Not everyone was onboard with the status quo. In the 1960s, a chemist and oenologist, Jules Chauvet, wanted to figure out how to produce wine with no additives. He ended up connecting with four young winemakers — Marcel Lapierre, Jean Foillard, Charly Thevenet, and Guy Breton — who remembered the delicious, pure wines of their grandfathers, and dreamed of emulating them. 

This was the first spark in what we today call the natural wine movement. Other winemakers, fed up with the incursion of modern farming and interventionist winemaking, would visit, learn their ways, and slowly spread these new ideas. Retroactively, they were dubbed the Gang of Four, for their influence on our current understanding of wine.

Regardless of whether you like natural wine, there is no denying its effect on today’s wine world. For generations, wine was the stuff of rich collectors and stuffy sommeliers; you could go lowbrow and drink wine from the grocery store out of a jug, but the industry was controlled by high brow elites, swirling expensive elixirs in their ivory tower.
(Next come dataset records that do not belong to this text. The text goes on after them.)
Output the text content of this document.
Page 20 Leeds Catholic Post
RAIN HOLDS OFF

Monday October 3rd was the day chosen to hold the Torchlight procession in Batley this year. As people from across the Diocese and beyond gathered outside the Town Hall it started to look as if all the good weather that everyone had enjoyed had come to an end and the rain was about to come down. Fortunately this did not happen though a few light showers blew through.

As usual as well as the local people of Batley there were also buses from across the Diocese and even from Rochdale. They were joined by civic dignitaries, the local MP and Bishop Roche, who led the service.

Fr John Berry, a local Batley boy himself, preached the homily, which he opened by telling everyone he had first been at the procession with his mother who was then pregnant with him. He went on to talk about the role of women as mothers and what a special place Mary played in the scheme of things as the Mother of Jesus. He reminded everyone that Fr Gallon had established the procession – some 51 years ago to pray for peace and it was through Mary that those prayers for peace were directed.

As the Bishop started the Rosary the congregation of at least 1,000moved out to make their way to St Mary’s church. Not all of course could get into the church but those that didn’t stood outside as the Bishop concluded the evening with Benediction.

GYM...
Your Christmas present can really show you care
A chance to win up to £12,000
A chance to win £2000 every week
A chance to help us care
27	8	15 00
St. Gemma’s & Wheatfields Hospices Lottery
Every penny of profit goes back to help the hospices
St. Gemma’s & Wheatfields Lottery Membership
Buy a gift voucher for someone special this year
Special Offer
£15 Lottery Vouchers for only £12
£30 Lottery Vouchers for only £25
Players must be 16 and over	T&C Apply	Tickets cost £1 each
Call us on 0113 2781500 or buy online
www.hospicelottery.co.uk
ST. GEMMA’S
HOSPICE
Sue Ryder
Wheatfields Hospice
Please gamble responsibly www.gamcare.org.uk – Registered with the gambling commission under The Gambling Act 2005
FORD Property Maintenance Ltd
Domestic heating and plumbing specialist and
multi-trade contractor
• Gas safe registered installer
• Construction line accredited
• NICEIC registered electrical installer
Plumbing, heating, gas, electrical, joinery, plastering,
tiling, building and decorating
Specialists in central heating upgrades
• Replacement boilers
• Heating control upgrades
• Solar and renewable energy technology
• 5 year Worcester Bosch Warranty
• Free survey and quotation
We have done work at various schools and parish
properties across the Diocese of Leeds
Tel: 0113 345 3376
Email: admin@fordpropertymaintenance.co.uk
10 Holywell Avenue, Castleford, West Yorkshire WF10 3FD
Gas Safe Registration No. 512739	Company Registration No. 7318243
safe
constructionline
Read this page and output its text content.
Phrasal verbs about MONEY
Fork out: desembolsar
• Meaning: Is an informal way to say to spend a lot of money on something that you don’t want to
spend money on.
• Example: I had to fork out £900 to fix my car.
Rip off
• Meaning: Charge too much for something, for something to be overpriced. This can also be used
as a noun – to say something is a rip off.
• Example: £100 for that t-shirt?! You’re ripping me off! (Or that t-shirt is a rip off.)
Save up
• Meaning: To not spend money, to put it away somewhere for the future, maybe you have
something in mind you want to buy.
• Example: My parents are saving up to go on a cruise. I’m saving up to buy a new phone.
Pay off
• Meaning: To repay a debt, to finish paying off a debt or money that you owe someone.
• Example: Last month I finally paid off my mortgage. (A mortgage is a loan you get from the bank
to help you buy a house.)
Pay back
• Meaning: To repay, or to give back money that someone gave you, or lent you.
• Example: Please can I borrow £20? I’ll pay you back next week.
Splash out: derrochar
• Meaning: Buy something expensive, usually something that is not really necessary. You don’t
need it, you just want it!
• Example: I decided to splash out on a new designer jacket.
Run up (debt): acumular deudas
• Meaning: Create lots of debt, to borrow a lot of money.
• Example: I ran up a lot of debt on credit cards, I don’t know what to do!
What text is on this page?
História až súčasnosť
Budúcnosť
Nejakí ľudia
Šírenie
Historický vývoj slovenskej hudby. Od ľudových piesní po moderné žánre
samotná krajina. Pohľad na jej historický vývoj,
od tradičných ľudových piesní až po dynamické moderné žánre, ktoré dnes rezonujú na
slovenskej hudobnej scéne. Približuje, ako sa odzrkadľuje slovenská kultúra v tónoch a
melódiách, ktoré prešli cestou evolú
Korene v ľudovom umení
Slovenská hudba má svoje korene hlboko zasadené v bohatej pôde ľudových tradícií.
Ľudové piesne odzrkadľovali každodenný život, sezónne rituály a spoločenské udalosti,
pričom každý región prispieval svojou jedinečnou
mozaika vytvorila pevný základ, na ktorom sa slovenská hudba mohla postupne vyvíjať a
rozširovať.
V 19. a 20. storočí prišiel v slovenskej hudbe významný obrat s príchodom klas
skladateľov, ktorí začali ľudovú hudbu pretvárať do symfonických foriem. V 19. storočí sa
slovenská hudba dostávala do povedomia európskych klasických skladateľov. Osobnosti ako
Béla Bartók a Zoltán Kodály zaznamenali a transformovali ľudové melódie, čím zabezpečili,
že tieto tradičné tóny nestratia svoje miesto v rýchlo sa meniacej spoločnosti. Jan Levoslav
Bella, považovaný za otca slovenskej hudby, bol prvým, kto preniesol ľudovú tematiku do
There was a lot of gatekeeping of the good stuff, which kept many people away, especially minorities.

In the last two decades, though, the world has gone through a lot of changes. Boomers have all the money, but are aging out of their drinking abilities. Millennials and Gen Z have nowhere near their resources, are drinking less, and are caring about things like the environment and food sources much more than previous generations. This means the collector class is shrinking and the wine industry has had to pivot to capture new customers and stay relevant.

Natural wine was the perfect vehicle to capture the attention of young people. Ignored by the cognoscenti as unworthy, sellers were forced to find a new audience. Out came a slew of cool labels, where the story of the wine, its production and ethos, were as important as what it tasted like. It was democratized, available for everyone to drink, now, and enjoy.

The industry is scrambling to catch up. A decade ago if you described a wine as organic or low-intervention, consumers would run the other way, assuming a flawed, wild bottle of wine. Now, sustainable is the buzzword of the decade. Vineyards are being converted to organic viticulture at an 8 percent increase on average per year. More and more winemakers are making the investment in time, instead of additives, and sulfur levels are decreasing rapidly. Winemakers who’ve always made wine this way are now talking about it with gusto. 

Wine has changed: It is better than ever, more accessible than ever, and it started in Beaujolais. Unfortunately, outside of industry professionals (we call it cat-nip for Somms) and in-the-know drinkers, the category is still wholly underappreciated. To be fair, wine that is simply labeled Beaujolais, and most Beaujolais Nouveau, is still sub-par (but great examples like those from Chermette and Clos de Fief are out there). 

Yet behind the Gang of Four have come a cadre of uber-talented producers from across the 10 crus. Walk into any wine store worth its salt and ask the salesperson what’s the best Bojo is at the moment, and chances are you are going home with your new favorite wine.